La investigación, que analizó datos de más de 560.000 personas en el Reino Unido y Estados Unidos, así como el perfil genético de 2,4 millones de individuos, aporta nuevas pruebas de que no existe un nivel seguro de consumo de alcohol.
“Para cualquiera que elija beber, nuestros resultados muestran que a mayor consumo, mayor riesgo de demencia”, explicó Stephen Burgess, estadístico de la Universidad de Cambridge y coautor del estudio.
Riesgo creciente con cada copa
En la primera parte del trabajo, los investigadores examinaron la relación entre la cantidad de alcohol ingerida y el riesgo de desarrollar demencia. También analizaron variantes genéticas asociadas al consumo para entender su efecto acumulativo a lo largo de la vida.
Los resultados fueron claros: cuanto mayor era la predisposición genética al consumo, mayor era el riesgo de demencia. Por ejemplo, las personas que bebían tres copas por semana tenían un 15 % más de probabilidades de desarrollar la enfermedad que aquellas que bebían solo una.

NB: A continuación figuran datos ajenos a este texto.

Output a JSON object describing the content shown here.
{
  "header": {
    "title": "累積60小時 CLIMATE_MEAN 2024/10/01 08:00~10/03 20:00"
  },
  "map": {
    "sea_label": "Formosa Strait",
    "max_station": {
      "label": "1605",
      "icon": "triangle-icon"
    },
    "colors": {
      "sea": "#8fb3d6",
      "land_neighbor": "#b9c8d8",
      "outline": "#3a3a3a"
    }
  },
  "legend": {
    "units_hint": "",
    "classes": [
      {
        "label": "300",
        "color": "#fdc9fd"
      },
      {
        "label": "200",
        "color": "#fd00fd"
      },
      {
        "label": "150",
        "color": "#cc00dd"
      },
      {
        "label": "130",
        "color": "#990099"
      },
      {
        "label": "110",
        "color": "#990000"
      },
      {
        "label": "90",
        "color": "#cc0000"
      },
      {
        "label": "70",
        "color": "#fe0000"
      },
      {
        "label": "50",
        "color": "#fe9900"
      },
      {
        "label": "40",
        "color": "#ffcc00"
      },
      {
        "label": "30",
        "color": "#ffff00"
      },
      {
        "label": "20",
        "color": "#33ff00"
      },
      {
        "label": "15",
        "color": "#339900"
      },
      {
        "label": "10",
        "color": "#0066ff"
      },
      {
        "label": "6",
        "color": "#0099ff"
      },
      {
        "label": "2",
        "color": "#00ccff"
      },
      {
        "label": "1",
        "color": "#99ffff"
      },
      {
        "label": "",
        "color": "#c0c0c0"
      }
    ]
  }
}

“La evidencia genética no muestra ningún efecto protector del alcohol; de hecho, apunta a lo contrario”, señaló Anya Topiwala, autora principal del estudio e investigadora clínica sénior en la Universidad de Oxford.
Daño neuronal y pérdida de volumen cerebral
Si bien el estudio no demuestra de forma concluyente que el alcohol cause demencia, la relación observada es consistente con décadas de investigaciones previas.
“El trabajo neurocientífico básico ha demostrado que el alcohol es directamente tóxico para las neuronas”, advirtió Tara Spires-Jones, directora del Centro de Ciencias del Cerebro de la Universidad de Edimburgo, quien no participó en el estudio.
Estudios anteriores con escáneres cerebrales ya habían vinculado el consumo diario de una o dos unidades de alcohol con reducciones en el volumen cerebral y alteraciones estructurales que podrían contribuir a la pérdida de memoria y el deterioro cognitivo.
Implicaciones para la salud pública
Los autores concluyen que sus hallazgos refuerzan el argumento de que reducir o eliminar el consumo de alcohol puede ser una de las estrategias más efectivas para prevenir la demencia a nivel poblacional.
“Disminuir el consumo en toda la población podría desempeñar un papel crucial en la prevención de esta enfermedad”, subrayó Topiwala.